前世では大学まで通ったとすれば6歳から22歳までを学校で過ごすことになる。それに比べたら7年なんて小学校だけ行くようなものだ。エルフなんて学校に行く風習もないし、この世界では学校という存在はそんなに大事ではないのだろうな。
「読み書き、計算などは親から教わるものだし、武術も同様。何を学校でやることがあるというのだ」
ベルナが不満げに首を捻った。
「何事もプロが教えた方が効率がいいということさ」
「ふぅん」
ベルナには興味がないようだが、パーシヴァルの言うことは最もだと思う。
その道のプロから教わり、競い合う仲間がいるというのは親元で教わるよりも上達も早く、伸びそうだ。

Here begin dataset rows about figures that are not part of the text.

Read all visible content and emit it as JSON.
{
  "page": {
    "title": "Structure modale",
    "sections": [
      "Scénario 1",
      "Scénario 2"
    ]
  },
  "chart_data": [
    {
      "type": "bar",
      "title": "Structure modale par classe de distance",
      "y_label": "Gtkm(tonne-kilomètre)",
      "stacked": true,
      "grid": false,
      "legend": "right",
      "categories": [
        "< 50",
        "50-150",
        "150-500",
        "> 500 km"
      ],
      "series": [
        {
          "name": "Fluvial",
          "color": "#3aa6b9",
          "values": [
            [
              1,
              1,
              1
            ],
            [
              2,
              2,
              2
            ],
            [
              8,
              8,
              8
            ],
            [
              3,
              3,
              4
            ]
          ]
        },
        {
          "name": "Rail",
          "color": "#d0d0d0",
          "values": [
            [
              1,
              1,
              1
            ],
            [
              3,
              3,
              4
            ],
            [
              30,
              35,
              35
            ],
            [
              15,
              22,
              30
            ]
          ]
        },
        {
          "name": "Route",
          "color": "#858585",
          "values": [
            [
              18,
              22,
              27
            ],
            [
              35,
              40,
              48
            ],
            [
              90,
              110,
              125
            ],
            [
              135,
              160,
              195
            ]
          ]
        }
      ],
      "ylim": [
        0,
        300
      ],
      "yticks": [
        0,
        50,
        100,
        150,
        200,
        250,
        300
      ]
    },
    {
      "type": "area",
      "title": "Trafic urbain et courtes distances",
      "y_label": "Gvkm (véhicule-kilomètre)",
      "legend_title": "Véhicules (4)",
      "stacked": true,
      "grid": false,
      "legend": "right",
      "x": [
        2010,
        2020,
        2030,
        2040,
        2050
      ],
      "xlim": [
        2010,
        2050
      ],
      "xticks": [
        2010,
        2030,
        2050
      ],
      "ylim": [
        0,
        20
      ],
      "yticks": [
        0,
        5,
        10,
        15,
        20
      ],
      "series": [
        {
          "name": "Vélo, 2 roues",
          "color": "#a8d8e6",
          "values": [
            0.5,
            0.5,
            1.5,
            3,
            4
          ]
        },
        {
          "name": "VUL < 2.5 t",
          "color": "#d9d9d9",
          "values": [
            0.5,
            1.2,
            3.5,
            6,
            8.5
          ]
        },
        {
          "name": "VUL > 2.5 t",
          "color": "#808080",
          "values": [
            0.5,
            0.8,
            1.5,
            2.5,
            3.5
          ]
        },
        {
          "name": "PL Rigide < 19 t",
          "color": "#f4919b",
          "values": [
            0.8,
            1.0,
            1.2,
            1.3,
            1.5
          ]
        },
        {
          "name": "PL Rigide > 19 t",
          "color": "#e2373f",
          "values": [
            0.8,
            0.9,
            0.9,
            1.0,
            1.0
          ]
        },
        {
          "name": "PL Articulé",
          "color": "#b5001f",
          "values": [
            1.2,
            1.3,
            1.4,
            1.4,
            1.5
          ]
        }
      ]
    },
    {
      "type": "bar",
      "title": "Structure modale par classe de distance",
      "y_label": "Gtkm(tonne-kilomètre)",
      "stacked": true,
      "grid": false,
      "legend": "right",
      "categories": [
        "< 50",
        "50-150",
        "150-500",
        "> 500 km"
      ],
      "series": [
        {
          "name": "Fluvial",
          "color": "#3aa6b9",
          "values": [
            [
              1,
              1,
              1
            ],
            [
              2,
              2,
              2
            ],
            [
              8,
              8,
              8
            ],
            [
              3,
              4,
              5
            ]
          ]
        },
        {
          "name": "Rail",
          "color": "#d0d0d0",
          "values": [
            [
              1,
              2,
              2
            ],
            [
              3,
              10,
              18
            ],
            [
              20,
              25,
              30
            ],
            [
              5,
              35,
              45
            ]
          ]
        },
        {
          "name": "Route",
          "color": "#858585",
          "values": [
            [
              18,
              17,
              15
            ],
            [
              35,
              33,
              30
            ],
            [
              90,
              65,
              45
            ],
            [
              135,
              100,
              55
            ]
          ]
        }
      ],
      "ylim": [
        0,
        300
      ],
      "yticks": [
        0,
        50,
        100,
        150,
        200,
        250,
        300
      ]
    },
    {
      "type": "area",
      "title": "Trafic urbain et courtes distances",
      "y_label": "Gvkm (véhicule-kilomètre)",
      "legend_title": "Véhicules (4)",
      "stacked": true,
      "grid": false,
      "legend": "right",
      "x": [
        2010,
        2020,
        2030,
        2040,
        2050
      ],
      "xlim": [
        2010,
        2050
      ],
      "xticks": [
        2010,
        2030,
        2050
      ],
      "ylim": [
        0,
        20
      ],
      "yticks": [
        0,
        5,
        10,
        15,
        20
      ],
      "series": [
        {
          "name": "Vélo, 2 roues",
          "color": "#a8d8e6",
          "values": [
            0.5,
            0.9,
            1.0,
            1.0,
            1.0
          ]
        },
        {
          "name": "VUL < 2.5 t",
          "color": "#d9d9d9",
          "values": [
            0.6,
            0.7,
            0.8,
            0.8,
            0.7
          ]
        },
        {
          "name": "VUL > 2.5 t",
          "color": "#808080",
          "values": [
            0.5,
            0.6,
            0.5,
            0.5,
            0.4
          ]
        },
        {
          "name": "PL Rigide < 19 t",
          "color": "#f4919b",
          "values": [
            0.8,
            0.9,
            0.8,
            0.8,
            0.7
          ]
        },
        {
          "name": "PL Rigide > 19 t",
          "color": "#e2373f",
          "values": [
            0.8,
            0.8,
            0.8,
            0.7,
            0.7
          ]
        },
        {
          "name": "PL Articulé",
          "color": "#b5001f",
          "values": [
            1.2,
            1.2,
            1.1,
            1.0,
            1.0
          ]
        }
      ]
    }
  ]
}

というか、普通に聞き流しそうになっていたが、この依頼はDランク以上からなのに卒業したてというのはどういうことなんだろう。
「学校を卒業したてでDランク以上からの依頼を受けられるの?」
「在籍中に冒険者登録をして授業の一環で依頼を受けるんだよ。卒業と同時にDランクになるんだ」
私の質問にニコラが答えてくれた。
「それはいいね。授業を受けながら依頼の報酬ももらえるってことか」
「そうなるね」
そのシステムは羨ましい。それなら学校に行くのも悪くなさそうだ。
その後もパーシヴァルとニコラから学校の話をいろいろと聞きながら平坦な草原をただひたすらに歩いた。
途中昼食休憩を挟み、日が傾き始めたところで野営の準備へと入る。
野営の準備と言ってもテントがあるわけでもないので、昼と同じようにただ火を起こして各自持参した食事を用意するだけなのだけれど。